2026 Coeur d’Alene Art Auction
VERSO
Titled
Reflecting on Delano’s place in Western art history, collector Richard G. Bowman observed, “Gerard Curtis Delano occupies a special place in Western art history, alongside those who found the challenge of a lifetime in observing and painting the American West firsthand, and specialized in depicting the American Indians. We can define stages between the late 1800s and the present in paintings and sculptural renditions of the Indians. When we consider these from the vantage point of the last decade of the twentieth century, Delano begins to loom large as the successor to Remington and Russell.”

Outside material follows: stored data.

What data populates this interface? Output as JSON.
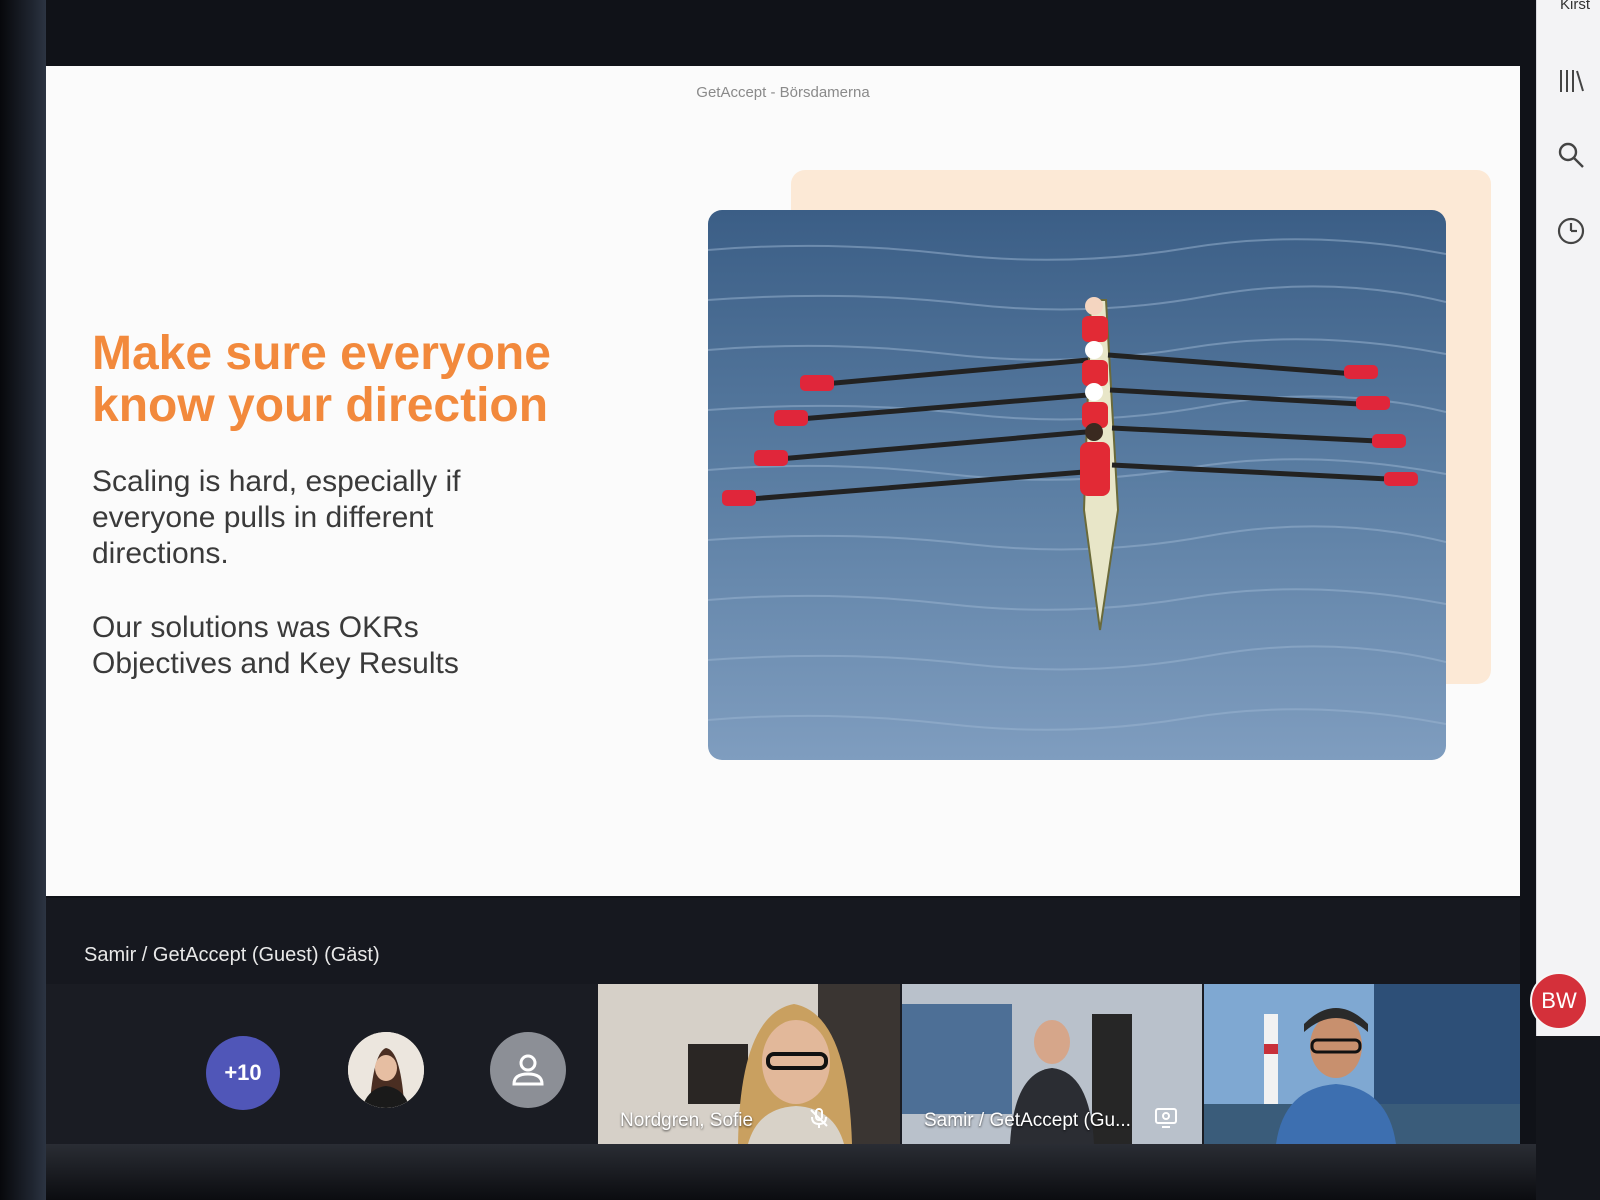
{
  "slide": {
    "caption": "GetAccept - Börsdamerna",
    "headline_line1": "Make sure everyone",
    "headline_line2": "know your direction",
    "para1_line1": "Scaling is hard, especially if",
    "para1_line2": "everyone pulls in different",
    "para1_line3": "directions.",
    "para2_line1": "Our solutions was OKRs",
    "para2_line2": "Objectives and Key Results",
    "accent_color": "#F2893C",
    "photo_icon": "rowing-boat-photo"
  },
  "presenter": {
    "name": "Samir / GetAccept (Guest) (Gäst)"
  },
  "participants": {
    "overflow_count": "+10",
    "tiles": [
      {
        "label": "Nordgren, Sofie",
        "icon": "mic-off-icon"
      },
      {
        "label": "Samir / GetAccept (Gu...",
        "icon": "screen-share-icon"
      },
      {
        "label": "",
        "icon": ""
      }
    ]
  },
  "right_rail": {
    "top_text": "Kirst",
    "icons": [
      "library-icon",
      "search-icon",
      "clock-icon"
    ],
    "user_initials": "BW",
    "user_color": "#D4303A"
  }
}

By the early 1920s, Delano had begun receiving assignments for magazine illustrations depicting the West. Returning from Colorado, he established a studio on East 57th Street in New York, where publications such as Collier’s and Cosmopolitan soon began to carry his work. “It was during this period that Delano absorbed influences from several great teachers who had a bearing on the evolution of his career. We learn from his autobiography that he studied at the Art Students League with Frank DuMond, and at the Grand Central School of Art with Harvey Dunn and N. C. Wyeth.”
In 1933, as the effects of the Great Depression deepened, Delano returned to Colorado to pursue a career in fine art while continuing his work in illustration. “Delano’s break came within a few years, when, in 1936, he signed the contract with Street and Smith Publishers for the series of stories and drawings, ‘Story of the West.’ … The end of the ‘Story of the West’ series in 1940, seemed to mark a turning point in Delano’s life. At last he was able to fulfill his great desire to concentrate on easel painting.”